Petit rappel historique : La Franche-Comté, jouissant encore au 17ème siècle d’une certaine autonomie – mais loin de l’Espagne et des Pays-bas – était une proie facile pour Louis XIV. En 1674, des troupes de dragons cantonnaient dans Belfort. Entre cette ville et Arcey, s’étend le territoire inviolable dépendant du Duc de Wurtemberg : la principauté de Montbéliard.

Ainsi, les troupes françaises (soutenues par des mercenaires) ont désigné Arcey, important village du secteur, comme cible de leur vindicte et s’abattirent pour administrer une déculottée punitive.

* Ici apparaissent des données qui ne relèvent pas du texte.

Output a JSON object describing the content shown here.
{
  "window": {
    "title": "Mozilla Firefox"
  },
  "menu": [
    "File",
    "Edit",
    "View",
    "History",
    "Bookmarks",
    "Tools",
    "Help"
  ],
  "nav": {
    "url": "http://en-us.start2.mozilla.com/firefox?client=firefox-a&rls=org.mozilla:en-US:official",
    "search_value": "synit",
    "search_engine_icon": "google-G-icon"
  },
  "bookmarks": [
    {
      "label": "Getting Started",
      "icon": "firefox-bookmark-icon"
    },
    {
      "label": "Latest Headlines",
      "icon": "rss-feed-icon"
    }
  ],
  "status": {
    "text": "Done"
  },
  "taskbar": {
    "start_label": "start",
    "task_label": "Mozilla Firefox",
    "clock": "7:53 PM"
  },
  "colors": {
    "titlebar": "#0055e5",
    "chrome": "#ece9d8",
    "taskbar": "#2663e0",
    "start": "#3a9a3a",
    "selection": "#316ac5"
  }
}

Devant la résistance des habitants retranchés dans le cimetière et le pillage ne leur suffisant pas, les soudards s’en prennent à l’église, enfumant les femmes et les enfants qui s’y sont réfugié, avant de mettre le feu au clocher qui embrasa l’édifice tout entier. L’incendie causa la mort de 94 innocents.

À 9h15, les chevaux sont lâchés et notre troupe s’engage à travers prés par un chemin agricole stabilisé, mais devenant vite défoncé par les roues de tracteurs. Ce sont les côtés, spongieux mais plus fermes qui soutiennent nos pas en suivant les abords du ‘‘bois du Mont’’, massif forestier des ‘‘Avants monts du Jura’’.

Nous abordons ainsi le village de Désandans où nous retrouvons la D 683, puis un bon chemin qui s’attaque à la côte et monte régulièrement. Une brèche s’ouvre, et délaissant les secteurs à ‘‘campenottes’’ – ce n’est pas encore le moment -, nous bifurquons pour nous rabattre sur l’extrême village du Doubs : Le Vernoy, où se fait la jonction avec le ‘‘Chemin de Compostelle’’ franc-comtois.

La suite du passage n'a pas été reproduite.